Here are two people, live, and cease to notice that something disappears sometimes disappears emotional intimacy, and sometimes sexuality and romanticism. And it seems like somewhere inside a void and boredom. And because you can talk about it with your partner, but something doesn't give, it may be unawareness or an invisible wall of mistrust, resentment, frustration between spouses. And it happens that one partner is trying to talk and the other shrugs, saying, no, enough of my brain to make, come on then, it works for me, you're exaggerating, etc.

And here begins the most interesting. The person may himself not to admit that he began to pay attention to other people of the opposite sex, to dream, to stare at couples on the street. And then suddenly comes a charming new colleague, which is better communication and friendship, or maybe at the party the girls appears a handsome man without a companion and so he stares, inviting contact. Like, a person realizes that he already has a permanent partner, but something inside can't stop or won't... Then an innocent communication can escalate into a whirlwind romance, in which all will suffer. In the triangle there are no winners. And the person who created it, may face the sense of guilt and fear before a difficult choice. Sometimes people live for years in triangles, not daring to deal with this.

But if you are, after all, decided to restore order in their lives and to live honestly, not hiding around the corner, read this article to help you.

let's Start with the fact that the love triangle is far from love, that's a three dependent and insecure people, lacking experience and self-acceptance, in order to build healthy boundaries with the world and to understand themselves. These are good people, they didn't want to hurt anyone, they just wanted to love, but the methods of building relationships and finding love far from harmonious. And that's no reason to blame yourself, it is an occasion to be brave and see the problem as a whole. An affair is often the way to solve marriage problems and find solace (host, loving mother) somewhere, and then how it goes, maybe it will resolve itself. But it only gets worse.
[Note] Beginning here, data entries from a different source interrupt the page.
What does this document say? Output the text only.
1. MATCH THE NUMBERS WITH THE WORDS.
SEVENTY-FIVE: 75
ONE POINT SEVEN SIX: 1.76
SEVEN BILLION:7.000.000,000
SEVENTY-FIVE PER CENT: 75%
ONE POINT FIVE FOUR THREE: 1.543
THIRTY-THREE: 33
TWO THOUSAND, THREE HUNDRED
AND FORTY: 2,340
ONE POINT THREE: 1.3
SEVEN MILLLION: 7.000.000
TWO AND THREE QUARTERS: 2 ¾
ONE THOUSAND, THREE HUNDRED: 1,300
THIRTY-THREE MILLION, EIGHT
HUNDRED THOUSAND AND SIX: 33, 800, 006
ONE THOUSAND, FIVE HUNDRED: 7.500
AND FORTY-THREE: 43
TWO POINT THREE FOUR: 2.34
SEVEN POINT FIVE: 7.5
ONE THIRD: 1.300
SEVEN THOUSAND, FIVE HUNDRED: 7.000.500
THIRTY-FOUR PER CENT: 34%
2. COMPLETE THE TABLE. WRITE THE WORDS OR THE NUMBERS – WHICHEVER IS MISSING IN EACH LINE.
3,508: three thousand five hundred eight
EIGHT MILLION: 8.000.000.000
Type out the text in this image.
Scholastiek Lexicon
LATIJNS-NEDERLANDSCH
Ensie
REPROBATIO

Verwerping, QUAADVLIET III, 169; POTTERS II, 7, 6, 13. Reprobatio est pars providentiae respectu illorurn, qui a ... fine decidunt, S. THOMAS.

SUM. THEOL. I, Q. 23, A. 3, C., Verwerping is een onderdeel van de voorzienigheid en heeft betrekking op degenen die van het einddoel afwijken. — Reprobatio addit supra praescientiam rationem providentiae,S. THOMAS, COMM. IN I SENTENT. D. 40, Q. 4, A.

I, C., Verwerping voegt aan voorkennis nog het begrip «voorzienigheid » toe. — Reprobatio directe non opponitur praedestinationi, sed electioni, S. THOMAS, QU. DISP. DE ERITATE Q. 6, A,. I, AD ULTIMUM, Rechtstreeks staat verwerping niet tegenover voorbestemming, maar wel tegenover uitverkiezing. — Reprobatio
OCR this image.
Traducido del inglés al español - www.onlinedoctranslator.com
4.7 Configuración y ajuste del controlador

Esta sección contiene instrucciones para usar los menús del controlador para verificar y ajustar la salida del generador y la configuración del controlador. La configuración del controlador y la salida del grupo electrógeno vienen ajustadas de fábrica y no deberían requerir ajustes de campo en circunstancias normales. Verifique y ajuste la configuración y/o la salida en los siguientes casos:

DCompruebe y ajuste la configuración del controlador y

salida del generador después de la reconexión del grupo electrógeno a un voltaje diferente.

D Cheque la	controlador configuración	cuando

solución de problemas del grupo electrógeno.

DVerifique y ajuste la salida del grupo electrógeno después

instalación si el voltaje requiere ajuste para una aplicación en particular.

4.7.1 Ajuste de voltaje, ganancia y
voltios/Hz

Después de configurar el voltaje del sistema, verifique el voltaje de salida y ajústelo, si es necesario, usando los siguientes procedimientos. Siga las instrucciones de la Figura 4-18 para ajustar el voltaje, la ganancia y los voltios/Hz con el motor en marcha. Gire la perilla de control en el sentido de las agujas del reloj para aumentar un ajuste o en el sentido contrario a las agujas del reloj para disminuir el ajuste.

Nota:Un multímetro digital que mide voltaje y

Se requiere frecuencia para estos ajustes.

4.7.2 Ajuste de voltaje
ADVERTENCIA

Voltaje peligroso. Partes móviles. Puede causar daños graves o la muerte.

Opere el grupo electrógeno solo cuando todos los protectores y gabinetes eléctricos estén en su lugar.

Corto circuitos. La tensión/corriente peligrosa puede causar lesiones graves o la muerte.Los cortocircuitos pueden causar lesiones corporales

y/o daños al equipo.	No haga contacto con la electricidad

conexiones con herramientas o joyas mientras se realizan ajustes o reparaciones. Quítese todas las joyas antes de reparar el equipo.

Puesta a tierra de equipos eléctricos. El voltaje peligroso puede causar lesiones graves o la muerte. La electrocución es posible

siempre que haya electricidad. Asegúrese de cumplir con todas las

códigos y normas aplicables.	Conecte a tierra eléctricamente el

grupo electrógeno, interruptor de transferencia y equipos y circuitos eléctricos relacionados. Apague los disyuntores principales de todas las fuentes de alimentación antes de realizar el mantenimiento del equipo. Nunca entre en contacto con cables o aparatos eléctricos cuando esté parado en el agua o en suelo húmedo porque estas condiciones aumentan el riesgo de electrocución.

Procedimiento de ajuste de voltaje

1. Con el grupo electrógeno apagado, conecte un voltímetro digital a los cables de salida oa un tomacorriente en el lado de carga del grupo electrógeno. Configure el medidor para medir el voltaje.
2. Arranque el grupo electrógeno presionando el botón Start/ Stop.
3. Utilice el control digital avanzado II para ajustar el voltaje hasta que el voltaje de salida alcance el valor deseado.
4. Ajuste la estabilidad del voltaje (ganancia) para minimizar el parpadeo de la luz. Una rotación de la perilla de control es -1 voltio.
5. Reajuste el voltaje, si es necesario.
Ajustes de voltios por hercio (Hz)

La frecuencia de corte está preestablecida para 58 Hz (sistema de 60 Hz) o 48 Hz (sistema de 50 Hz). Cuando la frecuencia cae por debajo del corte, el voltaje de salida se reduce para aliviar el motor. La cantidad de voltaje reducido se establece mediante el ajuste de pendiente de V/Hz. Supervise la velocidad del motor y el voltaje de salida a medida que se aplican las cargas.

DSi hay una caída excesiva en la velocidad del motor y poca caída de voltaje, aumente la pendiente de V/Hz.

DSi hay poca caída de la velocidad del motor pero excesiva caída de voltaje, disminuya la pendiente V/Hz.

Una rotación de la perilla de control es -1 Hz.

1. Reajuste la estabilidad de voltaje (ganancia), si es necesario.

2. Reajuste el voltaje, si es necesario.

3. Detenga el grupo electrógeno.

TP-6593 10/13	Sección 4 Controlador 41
the Couple, in which there was infidelity, holistically responsible for the infidelity, each partner has contributed to that treason has manifested itself in reality.

What to do?

    1. Decide what kind of relationship you want. What exactly does it mean to you in a happy relationship?
    2. Before you go into a new relationship, deal with a permanent partner. Perhaps with him you can realize your dream, but you need to find other ways. Do everything you can to have these relationships develop and strengthen. And if you come to a dead end and will do everything that depends on you, then you can leave, honestly, strongly, confidently.
    3. Work on the development of confidence and self-love. Together with the psychologist, understand that a hidden deficit of love, which could arise from childhood and will manifest itself in your relationship with your partner.